Please also download the pre-trained Word2vec model available at: http://bio2vec.net/data/pubmed_model/ and save it in the same folder where you saved OPA2Vec source code. More details on what this model means will be discussed later.

## Dependencies

Now that all needed files are downloaded, we need to prepare the environment to run OPA2Vec. OPA2Vec is implemented in 3 different programming languages python, groovy and perl. The versions we use for each language are the following: 
- python 2.7.5
- groovy 2.4.10 JVM:1.8.0_121
- perl: v5.16.3

OPA2Vec also uses the gensim python library which requires scipy and numpy. Assuming you have numpy and scipy installed, you can install gensim by running the following in your terminal: 

In [None]:
easy_install -U gensim

To process our ontology with groovy and the owl api, some librairies are required. Please run the cell below to download the needed libraries using Grape depency management system. 

In [None]:
import groovy.grape.Grape
Grape.grab(group:"org.semanticweb.elk", module:"elk-owlapi", version:"0.4.2")
Grape.grab(group:"net.sourceforge.owlapi", module:"owlapi-api", version:"4.1.0")
Grape.grab(group:"net.sourceforge.owlapi", module:"owlapi-apibinding", version:"4.1.0")
Grape.grab(group:"net.sourceforge.owlapi", module:"owlapi-impl", version:"4.1.0")
Grape.grab(group:"net.sourceforge.owlapi", module:"owlapi-parsers", version:"4.1.0")
Grape.grab(group:"org.codehaus.gpars", module:"gpars", version:"1.1.0")



## Running OPA2Vec 
Now that our environment is ready, we can go ahead and run OPA2Vec.

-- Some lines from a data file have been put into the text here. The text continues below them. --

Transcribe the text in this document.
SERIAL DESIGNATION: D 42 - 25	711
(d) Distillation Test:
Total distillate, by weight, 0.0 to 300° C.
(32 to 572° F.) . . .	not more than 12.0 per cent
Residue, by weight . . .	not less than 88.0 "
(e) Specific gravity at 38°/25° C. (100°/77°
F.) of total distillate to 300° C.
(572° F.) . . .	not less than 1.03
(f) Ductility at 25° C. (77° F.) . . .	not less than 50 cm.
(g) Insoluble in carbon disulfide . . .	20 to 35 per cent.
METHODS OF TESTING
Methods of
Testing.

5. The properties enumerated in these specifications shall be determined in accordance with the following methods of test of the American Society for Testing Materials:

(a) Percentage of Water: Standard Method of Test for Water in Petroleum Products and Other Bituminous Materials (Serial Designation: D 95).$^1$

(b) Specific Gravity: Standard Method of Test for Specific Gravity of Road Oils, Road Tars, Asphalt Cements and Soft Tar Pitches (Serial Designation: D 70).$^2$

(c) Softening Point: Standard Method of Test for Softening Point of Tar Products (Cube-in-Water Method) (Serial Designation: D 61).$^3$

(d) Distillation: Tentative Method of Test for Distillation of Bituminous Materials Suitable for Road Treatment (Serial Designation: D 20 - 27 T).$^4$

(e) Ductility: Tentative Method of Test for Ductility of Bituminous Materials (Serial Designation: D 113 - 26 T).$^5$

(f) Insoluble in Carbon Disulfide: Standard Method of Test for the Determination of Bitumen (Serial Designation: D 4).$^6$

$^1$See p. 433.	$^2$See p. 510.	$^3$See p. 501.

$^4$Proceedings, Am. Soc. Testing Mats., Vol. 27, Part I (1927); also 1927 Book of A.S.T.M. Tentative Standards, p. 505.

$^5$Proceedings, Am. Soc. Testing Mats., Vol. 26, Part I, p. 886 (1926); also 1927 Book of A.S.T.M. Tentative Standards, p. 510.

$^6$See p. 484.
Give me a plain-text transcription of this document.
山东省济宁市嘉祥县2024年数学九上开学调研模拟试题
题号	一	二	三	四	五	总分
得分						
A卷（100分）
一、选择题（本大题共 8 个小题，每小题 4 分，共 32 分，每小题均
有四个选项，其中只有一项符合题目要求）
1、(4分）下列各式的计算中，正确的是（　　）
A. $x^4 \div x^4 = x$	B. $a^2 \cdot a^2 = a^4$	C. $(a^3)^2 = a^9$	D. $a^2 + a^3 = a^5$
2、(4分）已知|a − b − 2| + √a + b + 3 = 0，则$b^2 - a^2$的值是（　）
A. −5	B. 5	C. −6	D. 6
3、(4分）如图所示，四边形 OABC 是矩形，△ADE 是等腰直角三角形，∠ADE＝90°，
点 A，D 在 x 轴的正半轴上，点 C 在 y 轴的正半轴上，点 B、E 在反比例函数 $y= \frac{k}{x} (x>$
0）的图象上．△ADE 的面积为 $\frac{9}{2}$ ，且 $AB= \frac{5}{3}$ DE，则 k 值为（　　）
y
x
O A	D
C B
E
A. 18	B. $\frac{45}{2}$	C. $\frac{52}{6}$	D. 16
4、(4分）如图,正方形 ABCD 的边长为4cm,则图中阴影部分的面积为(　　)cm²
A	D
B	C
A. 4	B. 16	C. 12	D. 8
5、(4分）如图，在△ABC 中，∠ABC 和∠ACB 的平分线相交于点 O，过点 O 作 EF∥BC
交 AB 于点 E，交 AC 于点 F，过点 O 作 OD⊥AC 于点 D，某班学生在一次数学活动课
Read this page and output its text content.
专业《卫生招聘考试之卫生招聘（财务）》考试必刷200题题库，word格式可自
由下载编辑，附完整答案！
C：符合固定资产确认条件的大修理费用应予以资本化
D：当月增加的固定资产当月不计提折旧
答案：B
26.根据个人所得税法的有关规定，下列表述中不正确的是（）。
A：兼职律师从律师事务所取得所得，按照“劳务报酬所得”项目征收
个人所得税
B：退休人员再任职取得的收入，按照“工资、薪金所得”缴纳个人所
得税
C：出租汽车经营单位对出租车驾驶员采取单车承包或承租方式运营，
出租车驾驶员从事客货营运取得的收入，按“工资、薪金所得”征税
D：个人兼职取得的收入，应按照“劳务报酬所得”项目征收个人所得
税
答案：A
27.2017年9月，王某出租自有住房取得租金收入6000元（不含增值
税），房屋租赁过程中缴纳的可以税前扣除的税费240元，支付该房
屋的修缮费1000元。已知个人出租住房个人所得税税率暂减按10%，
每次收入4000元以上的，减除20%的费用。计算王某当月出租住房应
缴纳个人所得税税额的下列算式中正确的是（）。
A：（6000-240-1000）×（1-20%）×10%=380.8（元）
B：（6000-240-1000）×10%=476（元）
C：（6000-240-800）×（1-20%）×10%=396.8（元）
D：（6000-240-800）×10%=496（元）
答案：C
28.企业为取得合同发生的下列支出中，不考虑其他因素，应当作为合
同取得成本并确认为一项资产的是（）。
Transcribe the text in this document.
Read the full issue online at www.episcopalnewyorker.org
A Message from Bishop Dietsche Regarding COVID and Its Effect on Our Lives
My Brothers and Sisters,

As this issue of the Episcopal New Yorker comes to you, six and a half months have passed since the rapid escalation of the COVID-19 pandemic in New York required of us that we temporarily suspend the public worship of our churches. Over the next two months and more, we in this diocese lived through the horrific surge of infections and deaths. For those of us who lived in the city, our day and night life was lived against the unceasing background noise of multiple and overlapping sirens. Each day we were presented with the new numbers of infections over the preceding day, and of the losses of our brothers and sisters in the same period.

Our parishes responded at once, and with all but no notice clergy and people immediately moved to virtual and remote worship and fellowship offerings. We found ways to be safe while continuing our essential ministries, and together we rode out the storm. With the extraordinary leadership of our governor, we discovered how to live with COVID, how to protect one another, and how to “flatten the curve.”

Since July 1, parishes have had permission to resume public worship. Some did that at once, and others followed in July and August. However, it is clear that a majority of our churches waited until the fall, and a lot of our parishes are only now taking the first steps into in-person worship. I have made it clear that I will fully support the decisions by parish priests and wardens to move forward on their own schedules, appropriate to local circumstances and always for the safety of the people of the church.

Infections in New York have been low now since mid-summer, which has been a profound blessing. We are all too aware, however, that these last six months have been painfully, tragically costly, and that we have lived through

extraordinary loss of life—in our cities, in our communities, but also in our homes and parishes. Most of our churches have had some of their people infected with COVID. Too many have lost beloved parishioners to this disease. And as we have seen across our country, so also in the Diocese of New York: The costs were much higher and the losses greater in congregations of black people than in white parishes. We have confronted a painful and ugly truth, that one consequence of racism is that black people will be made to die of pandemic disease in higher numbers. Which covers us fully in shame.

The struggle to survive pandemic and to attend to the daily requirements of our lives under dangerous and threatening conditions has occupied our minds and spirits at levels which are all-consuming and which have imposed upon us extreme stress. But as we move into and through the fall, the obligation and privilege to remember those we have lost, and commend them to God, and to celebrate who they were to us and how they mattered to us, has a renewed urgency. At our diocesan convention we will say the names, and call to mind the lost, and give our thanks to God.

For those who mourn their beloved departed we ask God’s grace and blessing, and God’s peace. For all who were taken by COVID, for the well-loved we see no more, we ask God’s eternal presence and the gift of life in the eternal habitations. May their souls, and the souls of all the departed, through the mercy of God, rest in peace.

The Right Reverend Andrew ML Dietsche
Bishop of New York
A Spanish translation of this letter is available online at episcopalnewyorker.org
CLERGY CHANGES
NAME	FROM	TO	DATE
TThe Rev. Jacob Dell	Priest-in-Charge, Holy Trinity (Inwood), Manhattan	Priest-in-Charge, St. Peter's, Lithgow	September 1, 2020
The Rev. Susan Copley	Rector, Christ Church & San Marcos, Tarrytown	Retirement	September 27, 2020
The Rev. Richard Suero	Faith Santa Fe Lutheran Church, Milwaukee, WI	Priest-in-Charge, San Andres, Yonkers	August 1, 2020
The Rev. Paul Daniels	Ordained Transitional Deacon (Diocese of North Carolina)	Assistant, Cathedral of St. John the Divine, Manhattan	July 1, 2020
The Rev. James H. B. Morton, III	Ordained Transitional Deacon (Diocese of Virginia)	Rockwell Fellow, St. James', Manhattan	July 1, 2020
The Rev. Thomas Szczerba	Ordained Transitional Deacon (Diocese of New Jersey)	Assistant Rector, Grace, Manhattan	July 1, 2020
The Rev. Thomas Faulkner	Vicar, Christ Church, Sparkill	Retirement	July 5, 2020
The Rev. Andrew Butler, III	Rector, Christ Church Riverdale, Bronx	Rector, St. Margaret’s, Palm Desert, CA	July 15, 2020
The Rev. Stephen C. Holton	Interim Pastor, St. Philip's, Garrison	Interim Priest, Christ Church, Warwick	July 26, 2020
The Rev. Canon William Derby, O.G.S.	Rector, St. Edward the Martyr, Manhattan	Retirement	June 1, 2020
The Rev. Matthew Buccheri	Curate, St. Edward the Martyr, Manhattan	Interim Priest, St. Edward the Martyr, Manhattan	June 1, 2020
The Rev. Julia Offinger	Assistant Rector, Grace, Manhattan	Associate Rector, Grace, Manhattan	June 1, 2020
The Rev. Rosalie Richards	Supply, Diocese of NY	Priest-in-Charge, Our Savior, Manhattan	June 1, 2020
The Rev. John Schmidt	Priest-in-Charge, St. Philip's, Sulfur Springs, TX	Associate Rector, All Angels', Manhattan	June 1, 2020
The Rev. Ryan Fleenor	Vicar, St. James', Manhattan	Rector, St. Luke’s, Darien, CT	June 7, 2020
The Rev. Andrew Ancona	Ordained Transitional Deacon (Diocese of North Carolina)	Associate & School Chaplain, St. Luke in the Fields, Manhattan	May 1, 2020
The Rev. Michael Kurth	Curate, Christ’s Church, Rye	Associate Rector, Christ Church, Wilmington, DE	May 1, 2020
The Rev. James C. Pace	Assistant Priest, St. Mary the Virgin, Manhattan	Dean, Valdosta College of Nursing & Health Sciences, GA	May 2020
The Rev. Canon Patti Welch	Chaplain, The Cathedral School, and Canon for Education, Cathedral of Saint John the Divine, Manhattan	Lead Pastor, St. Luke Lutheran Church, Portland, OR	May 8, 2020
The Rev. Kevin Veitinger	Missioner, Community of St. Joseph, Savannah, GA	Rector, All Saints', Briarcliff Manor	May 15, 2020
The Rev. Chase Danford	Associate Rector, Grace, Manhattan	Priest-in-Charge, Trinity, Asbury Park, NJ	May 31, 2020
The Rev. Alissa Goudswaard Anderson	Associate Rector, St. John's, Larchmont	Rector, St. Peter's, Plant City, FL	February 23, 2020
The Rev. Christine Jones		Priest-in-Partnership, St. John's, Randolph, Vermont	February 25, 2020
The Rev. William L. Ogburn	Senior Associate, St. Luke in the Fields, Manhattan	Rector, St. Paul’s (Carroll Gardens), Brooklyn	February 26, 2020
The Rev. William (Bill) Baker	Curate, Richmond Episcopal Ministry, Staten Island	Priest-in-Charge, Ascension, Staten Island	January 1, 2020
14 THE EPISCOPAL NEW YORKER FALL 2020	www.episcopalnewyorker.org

In the folder where you downloaded OPA2Vec files, open the terminal and run the following command: 

In [None]:
python runOPA2Vec.py go.owl SampleAssociationFile.lst 

This command will run OPA2Vec with the default parameters. The only required input is the ontology owl file and the file with the entity-class associations. If everything goes well, an output file *AllVectorResults.lst* should have been created and should contain the obtained vector representations. 

OPA2Vec allows you to choose different parameters depending on the your data and type of application. Let's try to change the default parameters by providing optional arguments through the command line. 
In particular, the optional parameters we are allowed to specify in the command line are :
 
    -embedsize [embedding size]
    Size of obtained vectors

    -windsize [window size]
    Window size for word2vec model

    -mincount [min count]
    Minimum count value for word2vec model

    -model [model]
    Preferred word2vec architecture, sg or cbow

    -annotations [metadata annotations] List of full URIs of annotation properties to be included in metadata separated by a comma . Use 'all' for all annotation properties (default) or 'none' for no annotation property


    -pretrained [pre-trained model] Pre-trained word2vec model for background knowledge. If no pre-trained model is specified, the program will assume you have downloaded the default pre-trained model from http://bio2vec.net/data/pubmed_model/ 



In [None]:
python runOPA2Vec.py go.owl SampleAssociationFile.lst -embedsize 50 -windsize 10 -mincount 20 -model sg -annotations all

The command above should relaunch OPA2Vec with the new specified parameters and update the results in *AllVectorsResults.lst* with the new obtained results.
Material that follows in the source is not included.